I have lived at the Premier for over 23 years! And I have renewed for ONE MORE YEAR!!! Planning to stay another year must tell you something about how I feel about this property. Here’s my current experience here: GREAT LOCATION! Great customer service. Unique apartments! Office personnel Amy and Hunter are very helpful, knowledgeable and polite. Maintenance is excellent- requests are promptly addressed, by Robert and Eduardo . I’ve never had anything that was not quickly attended to, and to my satisfaction. They are super guys who are responsible, caring, talented, and kind gentlemen.
I’m a senior lady, and I enjoy the convenience of location- near bus transit, gas, car repair, drug stores, groceries, restaurants, pet stores, shopping and more. I like the unique spacious floor plans, and included washers and dryers, package lockers, AND A new DOG WASH STATION!!! Also, it’s pet friendly! And- Attention to the pet waste stations coming soon!

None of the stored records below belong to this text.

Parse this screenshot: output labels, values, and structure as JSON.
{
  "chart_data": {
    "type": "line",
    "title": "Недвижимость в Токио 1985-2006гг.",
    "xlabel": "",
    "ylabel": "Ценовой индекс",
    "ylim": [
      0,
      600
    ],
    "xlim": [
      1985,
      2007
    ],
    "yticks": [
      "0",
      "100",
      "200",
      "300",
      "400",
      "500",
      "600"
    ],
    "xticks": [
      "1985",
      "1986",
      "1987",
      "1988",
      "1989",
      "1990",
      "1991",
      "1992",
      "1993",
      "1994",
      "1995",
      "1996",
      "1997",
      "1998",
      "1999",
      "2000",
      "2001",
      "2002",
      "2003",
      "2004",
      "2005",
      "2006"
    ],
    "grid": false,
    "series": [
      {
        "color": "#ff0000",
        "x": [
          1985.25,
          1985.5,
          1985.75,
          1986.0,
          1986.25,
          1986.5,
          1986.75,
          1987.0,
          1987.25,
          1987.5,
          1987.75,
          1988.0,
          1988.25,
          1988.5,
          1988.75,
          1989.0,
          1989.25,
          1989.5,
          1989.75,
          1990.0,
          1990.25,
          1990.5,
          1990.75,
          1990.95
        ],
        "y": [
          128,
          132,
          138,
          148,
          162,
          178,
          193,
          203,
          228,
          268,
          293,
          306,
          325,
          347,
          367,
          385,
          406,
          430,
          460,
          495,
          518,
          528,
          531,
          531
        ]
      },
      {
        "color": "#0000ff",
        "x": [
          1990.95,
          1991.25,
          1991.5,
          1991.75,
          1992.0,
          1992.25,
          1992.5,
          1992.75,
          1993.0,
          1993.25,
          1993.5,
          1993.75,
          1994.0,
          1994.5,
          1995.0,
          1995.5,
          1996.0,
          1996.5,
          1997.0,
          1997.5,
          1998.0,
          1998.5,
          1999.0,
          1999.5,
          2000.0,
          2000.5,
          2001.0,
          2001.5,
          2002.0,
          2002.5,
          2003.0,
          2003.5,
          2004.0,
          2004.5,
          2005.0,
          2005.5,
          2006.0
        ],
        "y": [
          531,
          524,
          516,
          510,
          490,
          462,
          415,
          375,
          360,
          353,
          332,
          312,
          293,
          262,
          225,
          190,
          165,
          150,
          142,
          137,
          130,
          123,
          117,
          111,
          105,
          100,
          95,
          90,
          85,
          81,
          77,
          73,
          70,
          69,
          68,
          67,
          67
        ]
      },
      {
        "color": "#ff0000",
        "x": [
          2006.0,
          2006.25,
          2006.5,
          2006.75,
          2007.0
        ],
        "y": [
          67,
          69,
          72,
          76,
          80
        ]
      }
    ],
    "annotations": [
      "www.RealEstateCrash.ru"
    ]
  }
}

GARAGES too!!!! So: It’s about the unique floor plans, the GREAT location, the AWESOME amenities, AND the prompt customer service from our office team. I’m very happy to continue to call The Premiere my home. Twenty three years says it all!
Owner response
Adair, we have loved having you as a community resident for 22 years. We are thrilled you have felt cared for throughout your time here. We will let our team know you appreciate our floor plans, facilities, and amenities. Thank you for your review.
So far my experience with this place has been phenomenal. The customer service from the property managers and the care they take throughout the process is great. I'm excited to be here. Thank you Hunter, Sabra & Amy for all your help!
Owner response
We sincerely appreciate your kind words. It’s great to hear that your experience has been so positive and that Hunter, Sabra, and Ana were able to assist you every step of the way. We’re excited to have you here and are always here to help.
Have lived here for a couple of months now, Hunter and the team are great, they made my move in seamless and I love my townhome.
Owner response
Thank you for your kind words! We’re so happy to hear your move-in experience was seamless and that you’re loving your townhome. Hunter and the team will be thrilled to hear your feedback. We’re grateful to have you as part of our community!